The first time we speak, Joep Meindertsma is not in a good place. He tears up as he describes a conversation in which he warned his niece about the risk of artificial intelligence causing societal collapse. Afterward, she had a panic attack. “I cry every other day,” he says, speaking over Zoom from his home in the Dutch city of Utrecht. “Every time I say goodbye to my parents or friends, it feels like it could be the last time.”
Meindertsma, who is 31 and co-owns a database company, has been interested in AI for a couple of years. But he really started worrying about the threat the technology could pose to humanity when Open AI released its latest language model, GPT-4, in March. Since then, he has watched the runaway success of ChatGPT chatbot—based first on GPT-3 then GPT-4—demonstrate to the world how far AI has progressed and Big Tech companies race to catch up. And he has seen pioneers like Geoffrey Hinton, the so-called godfather of AI, warn of the dangers associated with the systems they helped create. “AI capabilities are advancing far more rapidly than virtually anyone has predicted,” says Meindertsma. “We are risking social collapse. We’re risking human extinction.”
One month before our talk, Meindertsma stopped going to work. He had become so consumed by the idea that AI is going to destroy human civilization that he was struggling to think of anything else. He had to do something, he felt, to avert disaster. Soon after, he launched Pause AI, a grassroots protest group that campaigns for, as its name suggests, a halt to the development of AI. And since then, he has amassed a small band of followers who have held protests in Brussels, London, San Francisco and Melbourne. These demonstrations have been small—fewer than 10 people each time—but Meindertsma has been making friends in high places. Already, he says, he has been invited to speak with officials within both the Dutch Parliament and at the European Commission.
The idea that AI could wipe out humanity sounds extreme. But it’s an idea that’s gaining traction in both the tech sector and in mainstream politics. Hinton quit his role at Google in May and embarked on a global round of interviews in which he raised the specter of humans no longer being able to control AI as the technology advances. That same month, industry leaders—including the CEOs of AI labs Google DeepMind, OpenAI, and Anthropic—signed a letter acknowledging the “risk of extinction,” and UK prime minister Rishi Sunak became the first head of government to publicly admit he also believes that AI poses an existential risk to humanity.

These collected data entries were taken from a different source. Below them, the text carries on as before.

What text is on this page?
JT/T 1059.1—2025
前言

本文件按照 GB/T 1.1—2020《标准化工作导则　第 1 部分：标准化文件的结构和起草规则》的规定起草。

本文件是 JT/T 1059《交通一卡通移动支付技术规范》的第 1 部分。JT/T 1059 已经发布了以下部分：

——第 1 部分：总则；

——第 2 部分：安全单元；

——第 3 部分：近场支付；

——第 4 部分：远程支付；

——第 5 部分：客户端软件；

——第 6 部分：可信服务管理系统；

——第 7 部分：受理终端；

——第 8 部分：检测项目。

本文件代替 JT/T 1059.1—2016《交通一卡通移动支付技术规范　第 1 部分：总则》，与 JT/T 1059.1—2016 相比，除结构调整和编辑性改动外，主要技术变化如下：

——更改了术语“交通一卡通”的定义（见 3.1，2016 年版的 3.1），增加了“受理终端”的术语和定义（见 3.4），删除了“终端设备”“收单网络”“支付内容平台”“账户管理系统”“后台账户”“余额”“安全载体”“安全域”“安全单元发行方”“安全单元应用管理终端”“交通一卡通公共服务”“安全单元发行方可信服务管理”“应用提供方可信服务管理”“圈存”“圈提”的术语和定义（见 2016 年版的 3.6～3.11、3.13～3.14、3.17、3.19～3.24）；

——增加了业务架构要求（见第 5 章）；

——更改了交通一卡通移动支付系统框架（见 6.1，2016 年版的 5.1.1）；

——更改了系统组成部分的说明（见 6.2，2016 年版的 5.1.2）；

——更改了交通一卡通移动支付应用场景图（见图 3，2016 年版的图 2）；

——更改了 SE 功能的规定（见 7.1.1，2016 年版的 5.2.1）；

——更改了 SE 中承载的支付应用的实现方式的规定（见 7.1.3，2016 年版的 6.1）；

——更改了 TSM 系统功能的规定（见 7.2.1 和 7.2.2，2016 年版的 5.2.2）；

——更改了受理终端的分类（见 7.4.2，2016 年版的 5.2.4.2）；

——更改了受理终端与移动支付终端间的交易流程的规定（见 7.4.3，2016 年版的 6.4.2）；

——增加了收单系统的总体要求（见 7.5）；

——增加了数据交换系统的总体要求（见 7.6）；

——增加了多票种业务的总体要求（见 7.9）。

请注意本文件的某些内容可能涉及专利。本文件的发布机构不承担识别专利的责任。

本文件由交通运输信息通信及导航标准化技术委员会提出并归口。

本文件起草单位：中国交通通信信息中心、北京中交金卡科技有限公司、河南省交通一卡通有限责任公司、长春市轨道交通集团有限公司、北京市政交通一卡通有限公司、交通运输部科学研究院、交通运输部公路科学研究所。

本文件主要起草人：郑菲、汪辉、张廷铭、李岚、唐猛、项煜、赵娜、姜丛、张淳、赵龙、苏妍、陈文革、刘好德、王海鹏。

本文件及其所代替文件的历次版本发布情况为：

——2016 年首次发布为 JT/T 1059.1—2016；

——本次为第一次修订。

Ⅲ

Meindertsma and his followers offer a glimpse of how these warnings are trickling through society, creating a new phenomenon of AI anxiety and giving a younger generation—many of whom are already deeply worried about climate change—a new reason to feel panic about the future. A survey by the pollster YouGov found that the proportion of people worried that artificial intelligence would lead to an apocalypse rose sharply in the last year. Hinton denies he wants AI development to be stopped, temporarily or indefinitely. But his public statements, about the risk AI poses to humanity, have resulted in a group of young people who feel there is no other choice.
To different people, “existential risk” means different things. “The main scenario I’m personally worried about is social collapse due to large-scale hacking,” says Meindertsma, explaining he’s concerned about AI being used to create cheap and accessible cyber weapons that could be used by criminals to “effectively take out the entire internet.” This is a scenario experts say is extremely unlikely. But Meindertsma still worries about the resilience of banking and food distribution services. “People will not be able to find food in a city. People will fight,” he says. “Many billions I think will die.”